2.2.2.2 Intensity: materials, angles, and mirror sizes It is imperative that a high intensity is preserved throughout the beamline, and to reduce the drop in intensity on each optical component the main things to consider are the grazing angle, materials and coatings, the variance between photon wavelengths, and the necessary mirror sizes. One of the first things to consider is the grazing angle of the beam on each of the mirrors. With light of this high energy levels, a very small gazing angle is necessary not to lose most of the incoming rays to absorption or transmission of the mirror. Grazing incidence angles between 0.5 and 1.5 were studied. The larger angles are desired in case of several beamline branches in order to create sufficient offset between e.g. the endstations and other components. The smaller angles produce higher transmission because of the higher reflectivity but leads to an increase in mirror size.

The substrate, i.e. the base material, of the mirrors are silicon. The material which is chosen as coating on the silicon substrate is B4C (Boron Carbide), because of its ability to absorb FEL radiation without mirror damage. When the intensity is high, the risk of damaging mirrors are high, therefore a coating with this material is suitable. The thickness of the coating is set to 50 nm [5].

While a photon energy of 1240 eV is usually the setting in all simulations, an analysis of the reflectance of the materials Silicon and B4C is done in a program called XOP, to simply plot a graph over the reflectance as a function of photon energy. Another parameter here is the angle, which will change this graph. As such, several graphs of this study were necessary, each displaying the wavelength (energy-) dependence of light onto a certain material at a certain angle. Since an optimisation of the entire beamline is the goal, the minimum mirror sizes were also examined in detail after finding a working basic setup for the pink beamline.
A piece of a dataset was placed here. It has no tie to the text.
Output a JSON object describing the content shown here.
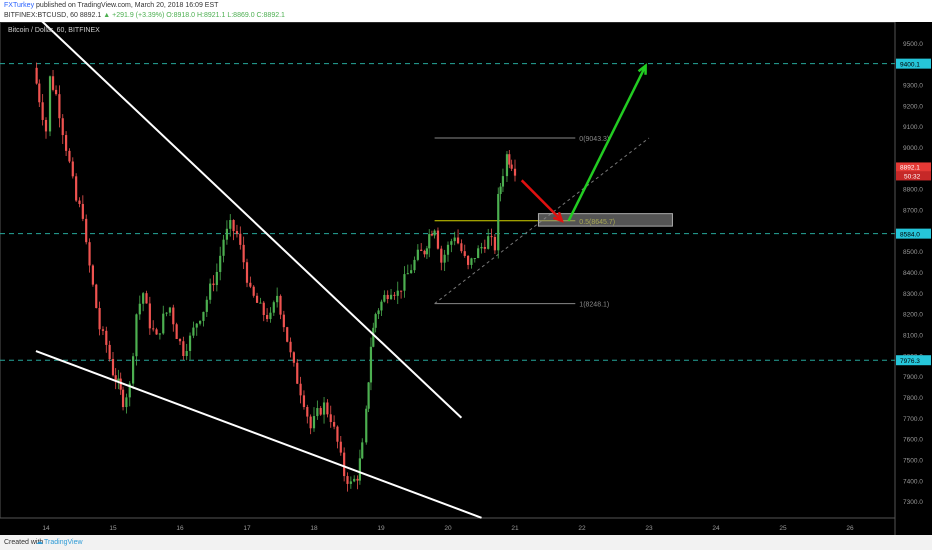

2.2.2.3 Misalignment - Intensity The distance between each mirror is usually not very important for the simulation. However, each distance involving an ellipsoidal mirror (i.e. every distance), needs to be taken into consideration when setting the focus of the curved mirrors.
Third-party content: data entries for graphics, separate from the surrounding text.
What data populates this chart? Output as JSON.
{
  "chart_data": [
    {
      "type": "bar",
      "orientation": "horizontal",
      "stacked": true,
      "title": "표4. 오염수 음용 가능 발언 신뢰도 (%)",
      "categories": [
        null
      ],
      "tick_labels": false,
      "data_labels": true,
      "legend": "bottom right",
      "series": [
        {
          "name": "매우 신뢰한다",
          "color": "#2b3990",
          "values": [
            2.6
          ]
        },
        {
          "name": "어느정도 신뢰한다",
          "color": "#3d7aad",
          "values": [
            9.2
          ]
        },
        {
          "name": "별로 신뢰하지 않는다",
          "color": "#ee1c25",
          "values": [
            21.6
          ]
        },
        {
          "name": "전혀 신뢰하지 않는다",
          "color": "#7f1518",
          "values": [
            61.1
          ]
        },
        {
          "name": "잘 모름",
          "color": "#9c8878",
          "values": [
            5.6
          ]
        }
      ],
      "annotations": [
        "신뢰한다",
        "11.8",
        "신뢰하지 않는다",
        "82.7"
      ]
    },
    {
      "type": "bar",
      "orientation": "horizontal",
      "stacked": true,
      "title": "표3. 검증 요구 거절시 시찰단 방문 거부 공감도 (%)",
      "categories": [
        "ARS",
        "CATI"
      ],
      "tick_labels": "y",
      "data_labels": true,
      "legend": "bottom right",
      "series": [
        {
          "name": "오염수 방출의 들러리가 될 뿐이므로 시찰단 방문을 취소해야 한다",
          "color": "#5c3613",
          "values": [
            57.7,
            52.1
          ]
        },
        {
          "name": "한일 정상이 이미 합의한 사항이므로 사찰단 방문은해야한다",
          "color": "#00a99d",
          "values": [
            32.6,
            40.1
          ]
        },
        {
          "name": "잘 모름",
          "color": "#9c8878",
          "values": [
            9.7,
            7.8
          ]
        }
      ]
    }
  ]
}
The misalignment study was comprehensive and included varying 6 parameters for all the mirrors in the pink beamline. The 6 parameters are horizontal, vertical and longitudinal misalignment and horizontal, vertical and longitudinal misorientation. Misalignment is a variation in position while misorientation is an angular variation. Each parameter was increased one at a time until the intensity in the focal point was decreased to 0%. The size of the mirrors were determined in two ways. The first way was to calculate the length by approximating the mirror length as the hypotenuse of a right-angled triangle, which is exact for the plane mirror, and accurate even for the elliptical mirrors due to the large entrance or exit arm length of the mirrors. The cathetus is known from the image plane right before the mirror and calculating the five-sigma width of the spot shown. The angle is the grazing angle which is known. This size of the mirrors is here called the calculated mirror dimensions. The other way was to compare the size of the mirrors to the intensity between each mirror in such a way that no beams were lost between mirrors, here called the compared dimensions. The only intensity drops should come from absorption, and not from mirrors being undersized.